En un paso más, en un tirón más. Le gritas a tu compañero que suba, con dolor en la garganta, con la mente nublada con un solo pensamiento. “Ganar”. A toda costa, pero en esa parte del cerebro que te inyecta adrenalina está conectada la de la inteligencia, la del razonamiento, y no va a volver a cometer los errores que sabe que le hicieron fracasar. Un paso más, un sprint más, detrás del balón, y ahora: toca, y toca, y pásala. Siente el esférico golpear el talón cuando ya piensa en el hueco que se va a crear más adelante, la carrera continua, la maratón mental. El cansancio no llega porque no hay más sitio para albergar más sentimientos, ni en la cabeza ni en el corazón.
Si llega tarde vuelve a correr al siguiente punto, moverse constantemente, llamar, gritar, dar instrucciones, ferozmente, contestar a tus amigos y colegas que: “está bien, ha sido buena, ahora la próxima…”. Ahora un hombro, una palma en la espalda y una sonrisa forzada y cansada de ánimo al que coge aire con las manos en las rodillas, porque lo necesitan más que él. Es una lucha campal. Es la guerra en un mar verde con orilla blanca. Para morir en ella, para regresar a las olas y al vaivén de un baile interminable. No muchos están hechos de la madera que se necesita para flotar en este mar, luchando como leones ante la adversidad, ante las ‘olas’. Es un circo romano: muchos piden tu sangre, muchos piden tu gloria, muchos piden más y más, sin saber siquiera lo que ‘más’ significa. Hay pocos que puedan ser velero y capitán de un equipo de fútbol que se juega la vida.
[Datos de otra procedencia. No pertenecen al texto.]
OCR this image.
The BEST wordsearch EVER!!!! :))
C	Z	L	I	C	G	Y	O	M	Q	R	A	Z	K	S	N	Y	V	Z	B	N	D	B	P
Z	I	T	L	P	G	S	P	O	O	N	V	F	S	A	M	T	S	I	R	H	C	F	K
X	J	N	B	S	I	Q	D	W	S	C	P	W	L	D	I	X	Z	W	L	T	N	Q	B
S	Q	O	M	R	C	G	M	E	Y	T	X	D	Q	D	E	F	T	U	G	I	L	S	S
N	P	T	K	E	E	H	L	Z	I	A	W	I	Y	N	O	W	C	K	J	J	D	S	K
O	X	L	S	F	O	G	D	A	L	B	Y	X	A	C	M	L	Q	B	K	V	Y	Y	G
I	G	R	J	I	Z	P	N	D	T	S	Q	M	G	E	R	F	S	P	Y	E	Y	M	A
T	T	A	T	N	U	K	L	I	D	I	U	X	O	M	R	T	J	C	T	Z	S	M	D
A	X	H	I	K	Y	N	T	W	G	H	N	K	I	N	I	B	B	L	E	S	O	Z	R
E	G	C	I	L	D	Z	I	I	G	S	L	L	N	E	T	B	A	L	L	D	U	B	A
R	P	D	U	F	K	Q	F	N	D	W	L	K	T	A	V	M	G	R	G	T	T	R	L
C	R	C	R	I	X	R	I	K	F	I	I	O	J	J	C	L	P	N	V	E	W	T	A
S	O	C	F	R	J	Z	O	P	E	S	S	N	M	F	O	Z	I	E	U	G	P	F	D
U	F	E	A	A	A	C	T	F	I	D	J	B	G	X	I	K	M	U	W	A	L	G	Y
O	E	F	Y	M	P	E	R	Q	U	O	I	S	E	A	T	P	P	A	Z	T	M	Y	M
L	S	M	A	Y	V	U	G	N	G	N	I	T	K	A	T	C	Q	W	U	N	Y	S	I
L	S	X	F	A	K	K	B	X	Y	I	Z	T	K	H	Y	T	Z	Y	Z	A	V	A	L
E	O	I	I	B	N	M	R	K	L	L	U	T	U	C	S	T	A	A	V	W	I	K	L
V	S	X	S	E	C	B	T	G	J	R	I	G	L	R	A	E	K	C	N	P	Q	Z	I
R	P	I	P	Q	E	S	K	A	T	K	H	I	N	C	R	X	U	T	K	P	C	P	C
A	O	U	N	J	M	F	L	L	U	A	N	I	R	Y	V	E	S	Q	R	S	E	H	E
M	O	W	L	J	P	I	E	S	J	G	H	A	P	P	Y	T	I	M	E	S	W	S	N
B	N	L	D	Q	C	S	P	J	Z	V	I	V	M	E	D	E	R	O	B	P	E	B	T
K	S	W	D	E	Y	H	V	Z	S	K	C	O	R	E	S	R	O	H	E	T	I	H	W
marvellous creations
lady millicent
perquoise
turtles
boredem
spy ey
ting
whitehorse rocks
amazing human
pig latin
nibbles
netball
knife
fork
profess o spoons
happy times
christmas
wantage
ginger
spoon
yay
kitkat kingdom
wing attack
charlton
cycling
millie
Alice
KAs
Es importante encontrar un capitán espiritual, es importante encontrar un faro. Alguien en quien poder fijarse cuando la tormenta lo ha destrozado todo. Cuando parece que no hay esperanza, él es el primero en levantarse y calmar a los más asustados. No es el que habla con el árbitro, no necesariamente es el capitán con el brazalete en el brazo. Es algo mucho más íntimo, mucho más emocional. Es el que llora durante dos minutos en la conmoción y se seca las lágrimas con el dorso de la mano para empezar a recontar bajas y heridas. Es el que sabe con una murada cuál de sus camaradas necesita irse a casa a llorar y quien necesita una motivación nueva. Ese es el capitán del timón de los veleros más valientes. Los de las expediciones casi suicidas y la de los milagros. El Bayern ayer encontró a ese capitán de nuevo. Bastian Schweinsteiger ayer dio un paso atrás para que el timón y la responsabilidad recayeran en Thomas Müller.
Thomas Müller ayer fue Bayern, fue latido y fue espíritu, fue de esos capitanes suicidas que te empujan al borde del mundo para intentar lo imposible. En la ‘madurez’ Thomas ha cogido las riendas que llevaba Bastian desde 2012, cansado ya, con ganas de quitarse ese peso y carga emocional de los hombros y Müller se mueve ahora como pez en el agua. Porque él es el Bayern, él es el Allianz y las voces que gritan, él la victoria y la derrota. Él es el alma de un equipo veinticinco veces campeón alemán y cinco veces Europeo. El número 25 a la espalda, con veinticinco años, con las medias bajadas, con esa sonrisa socarrona. Él es ahora el faro, es el primero en enfadarse y en rectificar, el primero en tocar el hombro de Lahm que ayer estaba devastado. El primero en dar la cara ante los medios si hace falta. El primero en seguir las ordenes de su entrenador y el primero en pegarle cuatro gritos a Rafinha si ve que está perdiendo los papeles. Él es ahora el velero, es esa madera que lucha en los mares verdes de Europa y Alemania. Los tiempos difíciles y de tormenta apenas empiezan ahora en la vida de este nuevo capitán, pero si la pasión es como la de ayer noche, créanme, sólo me queda decir: “¡Ahoy, mi capitán!”.